Re: draft on authenticated service identities
From: Jari Arkko (jari.arkkopiuha.net)
Date: Fri, 2 Apr 2004 11:28:05 -0500 (EST)
Yoshihiro Ohba wrote:

> Here is my comments on your draft:

Thanks for taking a look!

> o It might be better to define Called-Station-Id and
> Calling-Station-Id parameters as generic device identifiers instead of
> defining service type dependent device identifiers.  More specifically:
> 
>    - SSID parameter and BSSID parameter for IEEE 802.11 can be
>    replaced with Called-Station-Id parameter.  This is because RFC3580
>    defines RADIUS Called-Station-Id attribute as the combination of
>    MAC address of AP and SSID in the case of IEEE 802.11, and I
>    believe the MAC address of AP is the BSSID.
> 
>    - STA_MAC parameter for IEEE 802.11 can be replaced with
>    Calling-Station-Id parameter.  This is because RFC3580 defines
>    RADIUS Calling-Station-Id attribute as the Supplicant MAC address.
> 
>    - PaC Device-Id and PAA Device-Id parameters for PANA can be
>    replaced with Calling-Station-Id and Called-Station-Id parameters,
>    respectively.
> 
>    - Initiator address and responder address parameters for IKEv2 can
>    be replaced with Calling-Station-Id and Called-Station-Id
>    parameters, respectively.

Yes. I also thought about this a bit while working on the draft,
but did not do anything about it yet. I should say that the
initial set of parameters is very rough, I'm sure more discussion
is needed on it.

> o How an EAP server can learn the service type parameter from NAS?
> RADIUS NAS-Port-Type attribute may be used for this purpose but the
> NAS-Port-Type is not suitable to represent media-independent EAP
> transports such as PANA and IKEv2.

A general issue in the -00 draft is that it does not really define
the required mapping from the parameters to the AAA attributes.
I agree that there needs to be a way to determine which service
type was provided. In general, I suspect we can do this only partially
with current AAA attribute sets, and some ones may be needed.

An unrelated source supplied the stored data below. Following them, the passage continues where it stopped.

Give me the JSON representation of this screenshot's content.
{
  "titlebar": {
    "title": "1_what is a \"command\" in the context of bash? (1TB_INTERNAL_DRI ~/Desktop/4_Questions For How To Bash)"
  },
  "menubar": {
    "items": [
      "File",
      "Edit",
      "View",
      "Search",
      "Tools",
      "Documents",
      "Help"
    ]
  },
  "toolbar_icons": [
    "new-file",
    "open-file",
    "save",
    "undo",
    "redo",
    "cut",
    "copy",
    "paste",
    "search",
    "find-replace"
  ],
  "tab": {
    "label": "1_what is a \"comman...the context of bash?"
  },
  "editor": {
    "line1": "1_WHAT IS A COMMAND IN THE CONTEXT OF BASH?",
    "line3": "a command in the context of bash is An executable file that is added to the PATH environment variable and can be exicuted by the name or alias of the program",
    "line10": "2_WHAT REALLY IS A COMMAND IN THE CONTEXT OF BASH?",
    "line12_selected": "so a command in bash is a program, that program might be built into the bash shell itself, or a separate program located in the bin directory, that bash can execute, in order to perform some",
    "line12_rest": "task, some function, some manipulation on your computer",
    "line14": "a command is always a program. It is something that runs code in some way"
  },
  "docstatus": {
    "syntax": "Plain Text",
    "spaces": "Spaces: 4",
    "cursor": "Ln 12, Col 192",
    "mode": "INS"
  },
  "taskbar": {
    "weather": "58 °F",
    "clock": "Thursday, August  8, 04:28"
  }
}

> o How an EAP server can learn protection mechanism parameters from
> NAS?  In other words, are there any RADIUS attributes or Diameter AVPs
> currently defined to carry the protection mechanism parameters?

See above. There aren't any such attributes to my knowledge.
These may have to be defined.

> o It might be better to define a mechanism to indicate which service
> parameter is incorrect when an error occurs, instead of just failing
> the authentication.  The EAP-IKEv2 methods provides such a mechanism,
> for example.

Sounds like a good suggestion, particularly in the view of incomplete
information that may be transferred over AAA.